Published on 1st October 2015 by Bonnier Publishing/Twenty7 Books
East Berlin, 1975
When Oberleutnant Karin Müller is called to investigate a teenage girl’s body at the foot of the Wall, she imagines she’s seen it all before. But when she arrives she realises this is a death like no other: it seems the girl was trying to escape – but from the West.
Müller is a member of the People’s Police, but in East Germany her power only stretches so far. The Stasi want her to discover the identity of the girl, but assure her the case is otherwise closed – and strongly discourage her asking questions.
The evidence doesn’t add up, and Müller soon realises the crime scene has been staged. But this is not a regime that tolerates a curious mind, and Müller doesn’t realise that the trail she’s following will lead her dangerously close to home . . .
Stasi Child is David Young’s brilliant and page-turning debut novel.
I will never forget 1989 and the fall of the Berlin Wall, that divided East and West Germany. Everybody was glued to the television, as scenes played out of the infamous dividing wall coming down. Prior to 1989, East Germany was under Communist rule and East Germans could not enter the West. It was a society cut off from the rest of Western Europe. David Young, in his remarkable debut novel, brings to life the culture and atmosphere of East Germany in the years before the fall of the wall.
Karin Muller works for the police in East Germany in 1975. The secret police or the Stasi hold all of the power and control in the land. Muller is asked to identify the victim, by a Stasi officer. A teenager has been found at the Eastern side of the Berlin Wall, brutally killed. The East Germans call the Berlin Wall ‘The Anti Fascist Protection Barrier’. There seems to be an indication from the forensic markings, that the victim was trying to get from West Berlin to East Berlin.

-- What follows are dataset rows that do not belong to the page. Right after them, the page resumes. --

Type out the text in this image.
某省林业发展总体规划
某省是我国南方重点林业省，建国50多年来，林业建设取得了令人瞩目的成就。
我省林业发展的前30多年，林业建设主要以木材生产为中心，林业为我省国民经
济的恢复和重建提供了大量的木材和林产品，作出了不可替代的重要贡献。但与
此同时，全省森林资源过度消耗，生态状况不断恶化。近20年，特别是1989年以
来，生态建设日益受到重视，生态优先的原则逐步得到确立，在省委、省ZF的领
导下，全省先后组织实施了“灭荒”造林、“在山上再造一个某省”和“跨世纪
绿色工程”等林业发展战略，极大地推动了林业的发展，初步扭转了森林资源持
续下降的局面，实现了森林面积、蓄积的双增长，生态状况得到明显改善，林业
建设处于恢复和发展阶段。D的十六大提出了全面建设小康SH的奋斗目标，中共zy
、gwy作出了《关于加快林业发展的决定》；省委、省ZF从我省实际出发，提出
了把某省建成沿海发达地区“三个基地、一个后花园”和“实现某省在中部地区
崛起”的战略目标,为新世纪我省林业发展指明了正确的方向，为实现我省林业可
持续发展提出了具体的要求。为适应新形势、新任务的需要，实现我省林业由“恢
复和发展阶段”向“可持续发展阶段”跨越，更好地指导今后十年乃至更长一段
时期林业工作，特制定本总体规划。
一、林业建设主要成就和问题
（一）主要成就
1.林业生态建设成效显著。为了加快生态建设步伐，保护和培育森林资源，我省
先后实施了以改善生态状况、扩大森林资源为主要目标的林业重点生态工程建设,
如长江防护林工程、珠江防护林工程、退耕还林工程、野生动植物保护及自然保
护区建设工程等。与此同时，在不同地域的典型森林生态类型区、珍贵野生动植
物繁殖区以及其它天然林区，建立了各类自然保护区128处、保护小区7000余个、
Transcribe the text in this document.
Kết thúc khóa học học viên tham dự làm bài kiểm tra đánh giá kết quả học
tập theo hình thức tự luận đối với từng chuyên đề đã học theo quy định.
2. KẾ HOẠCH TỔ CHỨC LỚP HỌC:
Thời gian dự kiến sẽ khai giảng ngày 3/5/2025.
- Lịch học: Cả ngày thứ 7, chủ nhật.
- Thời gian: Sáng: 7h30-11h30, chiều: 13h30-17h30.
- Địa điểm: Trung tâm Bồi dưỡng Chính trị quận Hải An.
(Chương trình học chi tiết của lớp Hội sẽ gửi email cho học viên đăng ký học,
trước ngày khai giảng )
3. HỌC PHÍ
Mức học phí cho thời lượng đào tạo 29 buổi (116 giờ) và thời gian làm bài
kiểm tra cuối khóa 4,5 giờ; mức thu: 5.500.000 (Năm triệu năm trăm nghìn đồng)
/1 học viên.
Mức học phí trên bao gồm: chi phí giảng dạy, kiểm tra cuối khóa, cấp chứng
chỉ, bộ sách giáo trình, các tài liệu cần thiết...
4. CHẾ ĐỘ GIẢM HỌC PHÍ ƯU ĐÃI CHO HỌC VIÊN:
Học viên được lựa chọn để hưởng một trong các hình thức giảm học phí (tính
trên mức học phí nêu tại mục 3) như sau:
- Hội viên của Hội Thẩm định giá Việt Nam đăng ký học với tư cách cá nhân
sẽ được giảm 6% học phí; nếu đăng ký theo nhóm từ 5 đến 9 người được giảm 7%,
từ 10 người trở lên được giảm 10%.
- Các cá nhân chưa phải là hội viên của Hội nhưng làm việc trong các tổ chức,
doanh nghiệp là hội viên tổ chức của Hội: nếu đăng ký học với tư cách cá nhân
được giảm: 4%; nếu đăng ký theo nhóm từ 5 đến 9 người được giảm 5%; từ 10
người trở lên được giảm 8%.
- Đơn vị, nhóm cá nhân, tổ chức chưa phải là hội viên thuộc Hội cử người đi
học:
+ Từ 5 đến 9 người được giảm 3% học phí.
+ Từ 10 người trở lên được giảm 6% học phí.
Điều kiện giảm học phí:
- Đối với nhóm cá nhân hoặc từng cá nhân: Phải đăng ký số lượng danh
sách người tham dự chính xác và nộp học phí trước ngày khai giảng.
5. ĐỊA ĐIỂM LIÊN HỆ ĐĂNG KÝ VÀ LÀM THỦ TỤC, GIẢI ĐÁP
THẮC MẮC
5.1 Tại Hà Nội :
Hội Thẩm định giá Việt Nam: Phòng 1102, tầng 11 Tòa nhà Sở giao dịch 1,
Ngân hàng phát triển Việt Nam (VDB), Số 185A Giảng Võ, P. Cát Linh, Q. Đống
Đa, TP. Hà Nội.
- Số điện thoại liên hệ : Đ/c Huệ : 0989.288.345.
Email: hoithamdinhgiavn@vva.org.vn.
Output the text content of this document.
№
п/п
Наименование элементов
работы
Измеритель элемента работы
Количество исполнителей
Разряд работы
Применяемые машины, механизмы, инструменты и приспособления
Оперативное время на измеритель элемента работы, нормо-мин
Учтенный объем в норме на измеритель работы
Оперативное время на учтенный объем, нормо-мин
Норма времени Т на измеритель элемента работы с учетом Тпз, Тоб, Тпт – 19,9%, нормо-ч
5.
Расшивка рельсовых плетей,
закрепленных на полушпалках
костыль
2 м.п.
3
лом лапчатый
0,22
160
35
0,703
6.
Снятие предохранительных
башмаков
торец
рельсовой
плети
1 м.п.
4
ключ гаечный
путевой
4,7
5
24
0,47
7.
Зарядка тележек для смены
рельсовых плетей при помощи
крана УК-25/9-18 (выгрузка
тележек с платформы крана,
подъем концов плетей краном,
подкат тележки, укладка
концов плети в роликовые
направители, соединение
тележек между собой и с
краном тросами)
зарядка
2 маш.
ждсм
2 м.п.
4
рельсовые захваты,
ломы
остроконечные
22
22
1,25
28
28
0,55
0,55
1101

I was in awe, whilst reading this novel. David Young manages to capture beautifully the sense of place. I could completely believe in the Communist East Germany being portrayed. There is an atmosphere of oppression, bureaucracy and a sense of being watched. East Germany is a place, where secrets do not stay hidden for long. The Stasi play a major part in this. They recruited millions of men, women and children to spy on their fellow comrades and report back. Despite this, David Young also shows that there are many people like Karin Muller who have a sense of purpose in this regime and are comfortable with it. Karin Muller works within the system to discover the truth about the murder victim.
This is terrific crime read; with its insight into a bygone era and a fascinating political slant. Those of you who have read and loved Child 44, will appreciate this one. Thank you, David Young!
My thanks to Netgalley and the publishers for my review copy.